Die Hitzewarnung des DWD. 

Auch die private Unwetterzentrale warnt ab Dienstagmittag um 12 Uhr vor "großer Hitze". Laut Unwetterzentrale.de werden im Märkischen Kreis am Dienstag zwischen 30 und 33 Grad Celsius erwartet. Von Mittwoch bis Freitag könne das Thermometer auf 35 bis 39 Grad Celsius steigen - örtlich um 40 Grad Celsius, wie es weiter heißt. Die Unwetterzentrale hat die Warnung nun bis Samstag, 27. Juli, verlängert. 

So verlief die letzte Hitzewelle im MK

Hitzewarnungen des Deutschen Wetterdienstes werden herausgegeben, wenn eine starke Wärmebelastung für mindestens zwei Tage in Folge vorhergesagt wird und eine ausreichende nächtliche Auskühlung der Wohnräume nicht mehr gewährleistet ist.

Zwei Warnstufen bei Hitze

Dabei gibt es zwei Warnstufen: Eine Warnung vor einer starken Wärmebelastung wie am Montag für den Märkischen Kreis wird dann heraus gegeben, wenn die Gefühlte Temperatur am frühen Nachmittag bei etwa 32°C oder darüber liegt. 

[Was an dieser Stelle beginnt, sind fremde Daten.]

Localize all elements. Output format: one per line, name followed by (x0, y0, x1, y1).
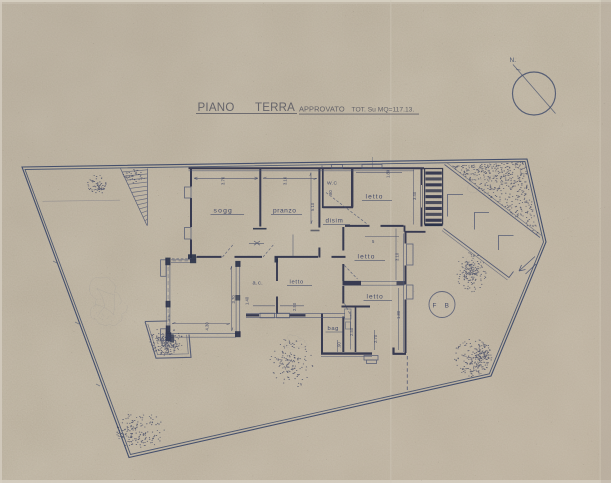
svg-text:1.40: 1.40 (245, 296, 250, 305)
svg-text:3.40: 3.40 (412, 191, 417, 200)
svg-text:TOT. Su MQ=117.13.: TOT. Su MQ=117.13. (352, 107, 415, 114)
svg-text:APPROVATO: APPROVATO (299, 105, 345, 114)
svg-text:1.80: 1.80 (386, 169, 391, 178)
svg-text:letto: letto (290, 280, 304, 286)
svg-text:1.80: 1.80 (396, 310, 401, 319)
svg-text:5.10: 5.10 (310, 202, 315, 211)
svg-text:F B: F B (433, 303, 453, 310)
svg-text:letto: letto (366, 194, 384, 201)
svg-text:3.70: 3.70 (231, 295, 236, 304)
svg-text:.90: .90 (336, 342, 341, 348)
svg-text:3.70: 3.70 (221, 176, 226, 185)
svg-text:3.10: 3.10 (283, 176, 288, 185)
svg-text:letto: letto (358, 254, 376, 261)
svg-text:PIANO: PIANO (198, 102, 235, 114)
svg-text:4.30: 4.30 (205, 322, 210, 331)
svg-text:3.10: 3.10 (394, 252, 399, 261)
svg-text:2.50: 2.50 (349, 327, 354, 336)
svg-text:.80: .80 (328, 190, 333, 196)
svg-text:N.: N. (510, 57, 517, 64)
svg-text:sogg: sogg (214, 208, 234, 215)
svg-text:TERRA: TERRA (255, 102, 295, 114)
svg-text:2.70: 2.70 (373, 334, 378, 343)
svg-text:2.50: 2.50 (292, 302, 297, 311)
svg-text:W.C: W.C (327, 181, 338, 187)
svg-text:pranzo: pranzo (273, 208, 296, 215)
svg-text:letto: letto (367, 294, 384, 301)
svg-text:bag: bag (328, 326, 339, 332)
svg-text:disim: disim (326, 218, 344, 225)
svg-text:a.c.: a.c. (253, 281, 264, 287)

Entscheidend ist die gefühlte Temperatur

Aufgrund eines Akklimatisationseffektes kann dieser Schwellenwert bei frühen Hitzewellen etwas niedriger und im Hochsommer etwas höher liegen. Im Fall einer Warnung wird prognostiziert, dass dieser Schwellenwert an mindestens zwei Tagen in Folge überschritten wird. Überschreitet die Gefühlte Temperatur am frühen Nachmittag einen Wert von 38°C, so wird vor einer extremen Wärmebelastung gewarnt.

Während einer Hitzewelle sollten Bürger folgende drei Grundregeln beachten, schreibt der DWD:

1. Meiden Sie die Hitze!

Gehen Sie nicht in die direkte Sonne! Gehen Sie nicht in der heißesten Zeit (nachmittags) nach draußen! Verschieben Sie körperliche Aktivität im Freien auf die frühen Morgenstunden! 

2. Halten Sie Ihre Wohnung kühl!

Lüften Sie nur dann, wenn es draußen kühler ist als drinnen! Vermeiden Sie tagsüber direkte Sonneneinstrahlung! 

3. Halten Sie Ihren Körper kühl 

Achten Sie auf ausreichende Flüssigkeits- und Elektrolytzufuhr. Tragen Sie luftige, helle Kleidung und eine Kopfbedeckung! Nehmen Sie eine kühle Dusche oder ein kühles Bad! Trinken Sie ausreichend und regelmäßig!